What the Care Plan Says and What Actually Happens
Care plans are meant to guide the daily life of a young person in residential care, but the gap between what is written and what is lived is often significant. Understanding why that gap exists — and when it becomes dangerous — matters for everyone involved.
Most experienced residential workers know the feeling of reading a care plan that describes a young person they do not quite recognise. The document was written eight months ago, probably at a review that the young person attended for twenty minutes before asking to leave. It reflects a set of concerns, goals, and risk assessments that were accurate then, or perhaps were never quite accurate — assembled from referral information, previous placement records, and a social worker who had known the young person for three months and carried a caseload of thirty-two. The residential team, who have lived with this young person through 240 days of breakfasts and arguments and small victories, are expected to operate within this document. They mostly do not. They operate instead from the working documents they have developed themselves.

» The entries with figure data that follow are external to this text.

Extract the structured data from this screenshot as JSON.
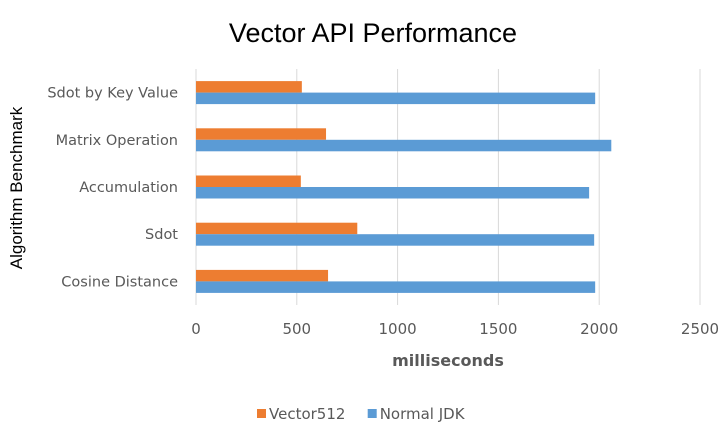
{
  "chart_data": {
    "type": "bar",
    "orientation": "horizontal",
    "title": "Vector API Performance",
    "xlabel": "milliseconds",
    "ylabel": "Algorithm Benchmark",
    "categories": [
      "Sdot by Key Value",
      "Matrix Operation",
      "Accumulation",
      "Sdot",
      "Cosine Distance"
    ],
    "series": [
      {
        "name": "Vector512",
        "color": "#ed7d31",
        "values": [
          525,
          645,
          520,
          800,
          655
        ]
      },
      {
        "name": "Normal JDK",
        "color": "#5b9bd5",
        "values": [
          1980,
          2060,
          1950,
          1975,
          1980
        ]
      }
    ],
    "xlim": [
      0,
      2500
    ],
    "xticks": [
      "0",
      "500",
      "1000",
      "1500",
      "2000",
      "2500"
    ],
    "grid": true,
    "legend_position": "bottom"
  }
}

This is not necessarily a problem. Residential teams that are functioning well tend to develop a living body of knowledge about a young person: shift logs, handover notes, keywork records, safety plans adapted in the light of what has actually been learned. These are the texts that guide daily care. In the best homes, there is a fluent translation happening between the formal care plan and this real-time knowledge — a team that can articulate clearly both what the plan says and how current practice has evolved from it, and why. Where this breaks down is when the gap becomes too wide and nobody is managing it.
The gap runs in two directions. The first is the over-optimistic plan: a document that has not been updated to reflect the current reality of a young person's needs, leaving a residential team holding significant complexity without the formal recognition, resource, or external support they need. A young person whose care plan still describes them as making good progress toward independent living may actually be in significant distress, requiring a level of therapeutic input and staffing intensity that no one has officially acknowledged. When something goes wrong in this situation, the team is exposed, and the young person has been failed by a system that preferred not to look too closely.
The second direction is less discussed but equally damaging: the outdated plan that has not caught up with genuine progress. A young person who arrived in placement eighteen months ago in acute crisis may now be in a fundamentally different place. But if their care plan still carries the risk language, the restrictions, the diagnoses-by-acronym from the referral stage, that document can shape how people relate to them — in placement, in education, in contact with their family. It can follow them. A young person who has genuinely changed can find themselves still being treated as the person they were.
Good practice here is not complicated in principle, though it takes sustained effort. Care plans should be treated as live documents, reviewed not just at formal LAC reviews but whenever the evidence warrants it. Residential teams should have a formal route to flag when a plan no longer reflects reality — in either direction — and that route should be used and responded to, not treated as an imposition. Social workers and residential practitioners need enough of a working relationship to notice, together, when the document and the daily life have drifted apart. The care plan is not the care. But it shapes the care, and it should earn that influence by being accurate.